ポートレートコラム
吉岡 諒
Photo/Write : Tetsuya Hara
いつも一緒のインタビュアーと私が彼の会社のエントランスで軽く談笑をしていると彼が現れた。私は彼の顔をみた。一見すると普通に見えるが、どこか不思議な雰囲気がある男だった。ここにいるようでここにはいない。たとえて言うなれば宇宙人のようだ。インタビューが始まった。彼がいきなり、全く理解できない言語で話してくるような気がしたが当然、日本語で話しその話は理路整然たるものであった。

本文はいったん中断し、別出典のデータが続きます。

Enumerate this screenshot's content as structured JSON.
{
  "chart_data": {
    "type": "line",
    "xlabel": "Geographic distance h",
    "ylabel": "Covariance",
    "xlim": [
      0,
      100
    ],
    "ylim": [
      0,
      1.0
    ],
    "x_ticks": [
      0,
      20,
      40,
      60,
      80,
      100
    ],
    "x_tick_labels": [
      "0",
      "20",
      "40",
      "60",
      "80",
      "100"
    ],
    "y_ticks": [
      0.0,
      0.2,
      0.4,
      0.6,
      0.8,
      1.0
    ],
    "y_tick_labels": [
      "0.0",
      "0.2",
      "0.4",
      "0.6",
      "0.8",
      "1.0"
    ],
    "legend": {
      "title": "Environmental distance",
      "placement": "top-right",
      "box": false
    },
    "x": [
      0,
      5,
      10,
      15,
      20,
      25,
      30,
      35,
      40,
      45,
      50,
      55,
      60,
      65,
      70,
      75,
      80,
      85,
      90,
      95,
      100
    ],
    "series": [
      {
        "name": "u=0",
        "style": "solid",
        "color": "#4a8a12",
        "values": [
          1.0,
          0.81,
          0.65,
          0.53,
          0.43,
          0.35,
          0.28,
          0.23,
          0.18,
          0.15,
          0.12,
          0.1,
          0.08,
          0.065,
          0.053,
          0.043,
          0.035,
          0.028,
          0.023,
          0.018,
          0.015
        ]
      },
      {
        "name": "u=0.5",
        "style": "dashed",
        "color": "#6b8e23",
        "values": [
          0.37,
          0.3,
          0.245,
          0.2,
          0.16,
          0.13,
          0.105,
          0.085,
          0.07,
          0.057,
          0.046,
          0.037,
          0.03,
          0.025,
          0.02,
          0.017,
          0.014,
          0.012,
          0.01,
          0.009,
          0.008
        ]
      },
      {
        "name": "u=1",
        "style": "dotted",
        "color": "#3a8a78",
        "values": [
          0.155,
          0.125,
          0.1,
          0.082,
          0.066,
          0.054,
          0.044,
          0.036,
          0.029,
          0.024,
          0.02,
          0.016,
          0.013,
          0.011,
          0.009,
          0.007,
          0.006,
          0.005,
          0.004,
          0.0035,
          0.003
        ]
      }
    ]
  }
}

インタビューが進むにつれ、彼の持つ考えの基本を知った。それはとてもシンプルなものだった。「人を大切にする」岡山で生まれ育った幼馴染かつ親友との起業、共同経営、社員を信頼する姿勢。出会った人との確かな関係づくり。シンプルであるが、ここまで徹底する事は誰でもできるものではない。そんな彼のエピソードをふたつ紹介したいと思う。ひとつ目はインタビュー中の話しだ。私が彼を左側から撮ろうとした際、私の後ろには壁があり、それ以上引くことができなかった。彼はインタビュー中にも関わらす、それに気がつき、とても自然に私が撮りやすい位置に移動してくれた。もうひとつは後日談になるが、ダイエットに成功した彼が私にオンラインで出来るパーソナルジムを教えてくれた。私が入会した事をお礼とともに報告すると彼は何も言わずに私を友達紹介のサービスを受けられるようにしてくれていた。このような彼の気遣いに心から感動した。彼は宇宙人ではなかったのか?私の第一印象は外れたのか?私がそう思っていると、彼が別れ際にある話しを聞かせてくれた。私にとってとても興味深い話だった。その話しで彼が何故、宇宙人に見えたのか少しだけ垣間見た気がしたが、その話はここでは秘密にしておきたいと思う。普通にみえるが、特別な才能を持つ男。彼はこの先このまま大きな存在となっていくだろう。私は彼と知り合えた事に感謝した。